A quickly rising incidence of throat and mouth cancers among young American adults may be caused by the sexually transmitted human papillomavirus (HPV).
An analysis of U.S. government health data shows that cancers of the base of the tongue, tonsils, soft palate, and pharynx rose by 60 percent among adults 45 years of age and younger during the past couple of generations. These oropharyngeal cancers struck increasingly more Americans during their vital years between 1973 and 2009, according to a study by researchers from Henry Ford Hospital in Detroit.
When analyzing the data by race, investigators were presented with a mixed bag. The cancers rose 113 percent among whites with a 52 percent drop among African Americans during that period. But Blacks who developed the cancers fared worse than whites and other racial groups when it came surviving the cancer, based on the five-year survival rate.
The most commonly sexually transmitted disease in the United States, HPV infection is usually cleared by the immune system on its own with no complications. Yet, the infection sometimes lingers in the body, with certain types causing genital and anal warts. The most persistent infections by certain strains may eventually lead to cancer, with cervical cancer being the most common of the serious complications.

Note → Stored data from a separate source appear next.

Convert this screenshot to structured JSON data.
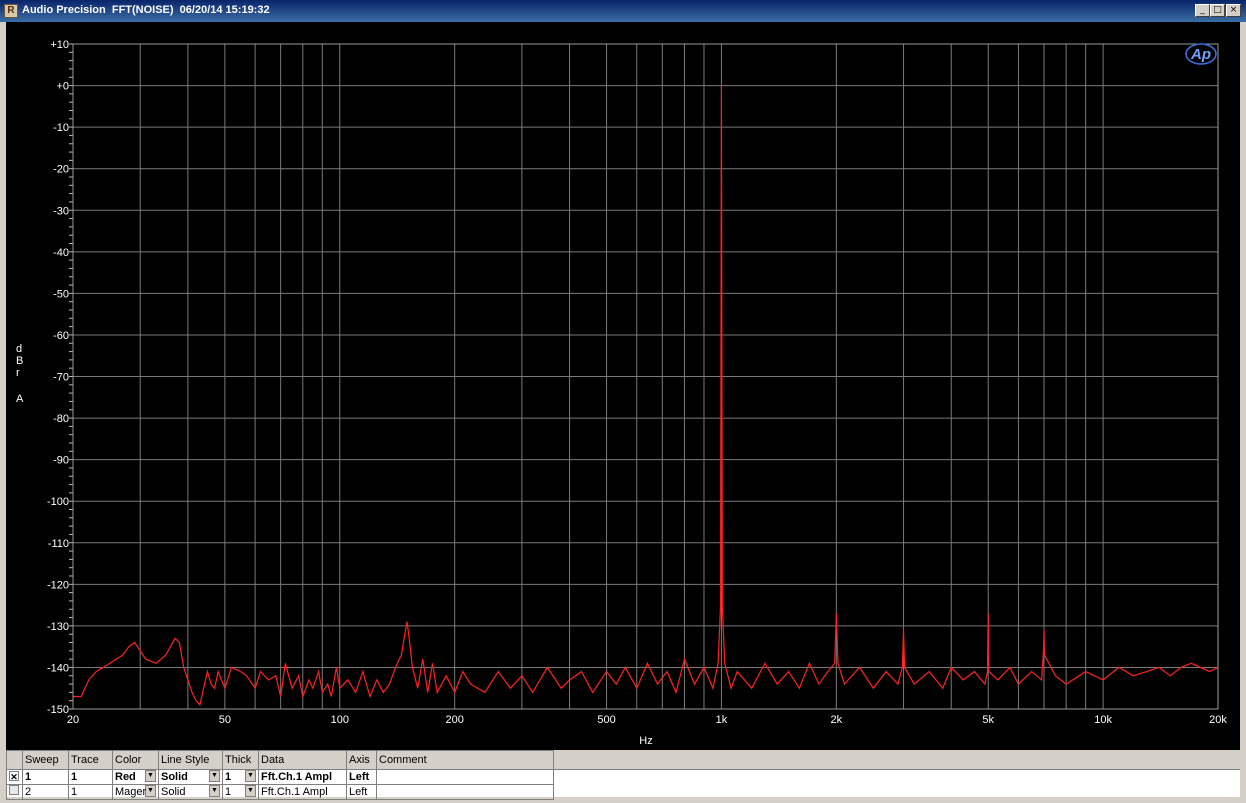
{
  "window": {
    "title": "Audio Precision  FFT(NOISE)  06/20/14 15:19:32",
    "icon": "ap-app-icon",
    "buttons": [
      "_",
      "□",
      "×"
    ]
  },
  "logo_text": "Ap",
  "chart_data": {
    "type": "line",
    "x_scale": "log",
    "xlim": [
      20,
      20000
    ],
    "ylim": [
      -150,
      10
    ],
    "xlabel": "Hz",
    "ylabel": "dBr A",
    "grid": true,
    "x_tick_labels": [
      "20",
      "50",
      "100",
      "200",
      "500",
      "1k",
      "2k",
      "5k",
      "10k",
      "20k"
    ],
    "x_ticks": [
      20,
      50,
      100,
      200,
      500,
      1000,
      2000,
      5000,
      10000,
      20000
    ],
    "y_ticks": [
      10,
      0,
      -10,
      -20,
      -30,
      -40,
      -50,
      -60,
      -70,
      -80,
      -90,
      -100,
      -110,
      -120,
      -130,
      -140,
      -150
    ],
    "y_tick_labels": [
      "+10",
      "+0",
      "-10",
      "-20",
      "-30",
      "-40",
      "-50",
      "-60",
      "-70",
      "-80",
      "-90",
      "-100",
      "-110",
      "-120",
      "-130",
      "-140",
      "-150"
    ],
    "background": "#000000",
    "grid_color": "#7a7a7a",
    "series": [
      {
        "color": "#ff2020",
        "x": [
          20,
          21,
          22,
          23,
          25,
          27,
          28,
          29,
          30,
          31,
          33,
          35,
          37,
          38,
          39,
          40,
          41,
          42,
          43,
          45,
          46,
          47,
          48,
          50,
          52,
          55,
          57,
          60,
          62,
          65,
          68,
          70,
          72,
          75,
          78,
          80,
          83,
          85,
          88,
          90,
          93,
          95,
          98,
          100,
          105,
          110,
          115,
          120,
          125,
          130,
          135,
          140,
          145,
          148,
          150,
          152,
          155,
          160,
          165,
          170,
          175,
          180,
          190,
          200,
          210,
          220,
          240,
          260,
          280,
          300,
          320,
          350,
          380,
          400,
          430,
          460,
          500,
          530,
          560,
          600,
          640,
          680,
          720,
          760,
          800,
          850,
          900,
          950,
          980,
          995,
          1000,
          1005,
          1020,
          1060,
          1100,
          1200,
          1300,
          1400,
          1500,
          1600,
          1700,
          1800,
          1900,
          1980,
          2000,
          2020,
          2100,
          2300,
          2500,
          2700,
          2900,
          2980,
          3000,
          3020,
          3200,
          3500,
          3800,
          4000,
          4300,
          4600,
          4900,
          4980,
          5000,
          5020,
          5300,
          5700,
          6000,
          6500,
          6900,
          6980,
          7000,
          7020,
          7500,
          8000,
          9000,
          10000,
          11000,
          12000,
          13000,
          14000,
          15000,
          16000,
          17000,
          18000,
          19000,
          20000
        ],
        "y": [
          -147,
          -147,
          -143,
          -141,
          -139,
          -137,
          -135,
          -134,
          -136,
          -138,
          -139,
          -137,
          -133,
          -134,
          -140,
          -143,
          -146,
          -148,
          -149,
          -141,
          -144,
          -145,
          -141,
          -145,
          -140,
          -141,
          -142,
          -145,
          -141,
          -143,
          -142,
          -147,
          -139,
          -145,
          -142,
          -147,
          -143,
          -145,
          -141,
          -146,
          -144,
          -147,
          -140,
          -145,
          -143,
          -146,
          -141,
          -147,
          -143,
          -146,
          -144,
          -140,
          -137,
          -132,
          -129,
          -133,
          -140,
          -145,
          -138,
          -146,
          -139,
          -146,
          -142,
          -146,
          -141,
          -144,
          -146,
          -141,
          -145,
          -142,
          -146,
          -140,
          -145,
          -143,
          -141,
          -146,
          -141,
          -144,
          -140,
          -145,
          -139,
          -144,
          -141,
          -146,
          -138,
          -144,
          -140,
          -145,
          -139,
          -125,
          0,
          -125,
          -139,
          -145,
          -141,
          -145,
          -139,
          -144,
          -141,
          -145,
          -139,
          -144,
          -141,
          -139,
          -127,
          -139,
          -144,
          -140,
          -145,
          -141,
          -144,
          -140,
          -131,
          -140,
          -144,
          -141,
          -145,
          -140,
          -143,
          -141,
          -144,
          -141,
          -127,
          -141,
          -143,
          -140,
          -144,
          -141,
          -143,
          -136,
          -131,
          -137,
          -142,
          -144,
          -141,
          -143,
          -140,
          -142,
          -141,
          -140,
          -142,
          -140,
          -139,
          -140,
          -141,
          -140
        ]
      }
    ]
  },
  "legend": {
    "columns": [
      "Sweep",
      "Trace",
      "Color",
      "Line Style",
      "Thick",
      "Data",
      "Axis",
      "Comment"
    ],
    "rows": [
      {
        "checked": true,
        "sweep": "1",
        "trace": "1",
        "color": "Red",
        "style": "Solid",
        "thick": "1",
        "data": "Fft.Ch.1 Ampl",
        "axis": "Left",
        "comment": ""
      },
      {
        "checked": false,
        "sweep": "2",
        "trace": "1",
        "color": "Mager",
        "style": "Solid",
        "thick": "1",
        "data": "Fft.Ch.1 Ampl",
        "axis": "Left",
        "comment": ""
      }
    ]
  }
}
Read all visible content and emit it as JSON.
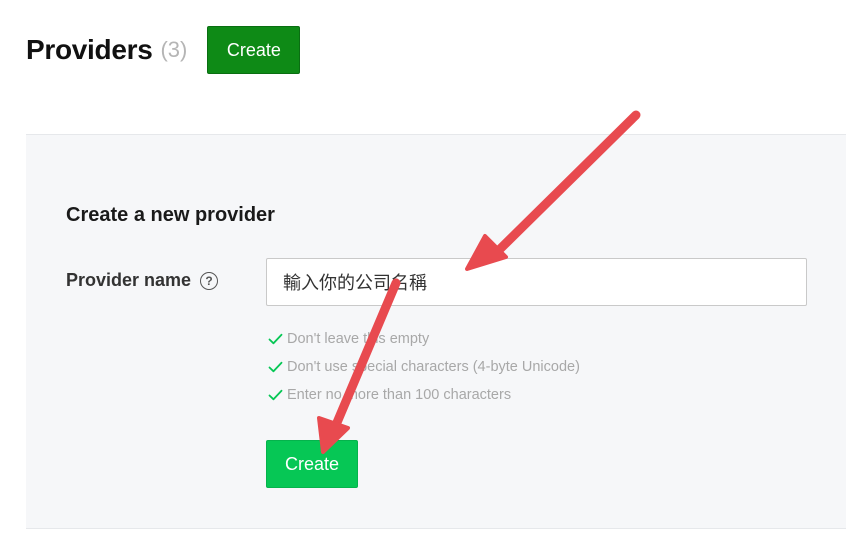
{
  "header": {
    "title": "Providers",
    "count": "(3)",
    "create_label": "Create"
  },
  "form": {
    "title": "Create a new provider",
    "provider_name_label": "Provider name",
    "help_glyph": "?",
    "provider_name_value": "輸入你的公司名稱",
    "rules": [
      "Don't leave this empty",
      "Don't use special characters (4-byte Unicode)",
      "Enter no more than 100 characters"
    ],
    "create_label": "Create"
  },
  "colors": {
    "header_button": "#0e8a16",
    "primary_button": "#06c755",
    "check": "#06c755",
    "panel_background": "#f6f7f9",
    "annotation_arrow": "#e84a4f"
  },
  "icons": {
    "help": "question-circle-icon",
    "rule_check": "check-icon"
  }
}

This summer, Hollywood film actor Michael Douglas told reporters his stage 4 throat cancer had been caused by an HPV infection, which he said he caught by performing oral sex.
Study leader Farzan Siddiqui, director of the Head and Neck Radiation Therapy Program at the research hospital, blamed the rising incidence of oropharyngeal cancers on changes in American culture. "The growing incidence in oropharyngeal cancer has been largely attributed to the sexual revolution of the 1960s and 1970s, which led to an increased transmission of high-risk HPV,” he said in a statement.
However, Siddiqui added that he and his colleagues were puzzled by the divergence between whites and African Americans in infection rates. “We were interested in looking at people born during that time period and incidence of oropharyngeal cancer,” he said. “Not only were we surprised to find a substantial increase in young adults with cancer of the tonsils and base of tongue, but also a wide deviation among [whites] and African Americans with this cancer.”
The study sample of 1,600 patients was racially representative of America during that time period. Whites accounted for 73 percent of the group, most of whom were between the ages of 36 and 44. Following cancer diagnoses, 50 to 65 percent of the patients underwent surgery to remove their tumors, but those who underwent a combination of surgery and radiation had better five-year survival rates.
The investigators planned to present the data at the annual meeting of the American Society for Radiation Oncology in Atlanta, as a preliminary step to publishing a paper in an academic journal. The preliminary data did not specify whether African Americans were more likely to die of oropharyngeal cancers for lack of radiation therapy.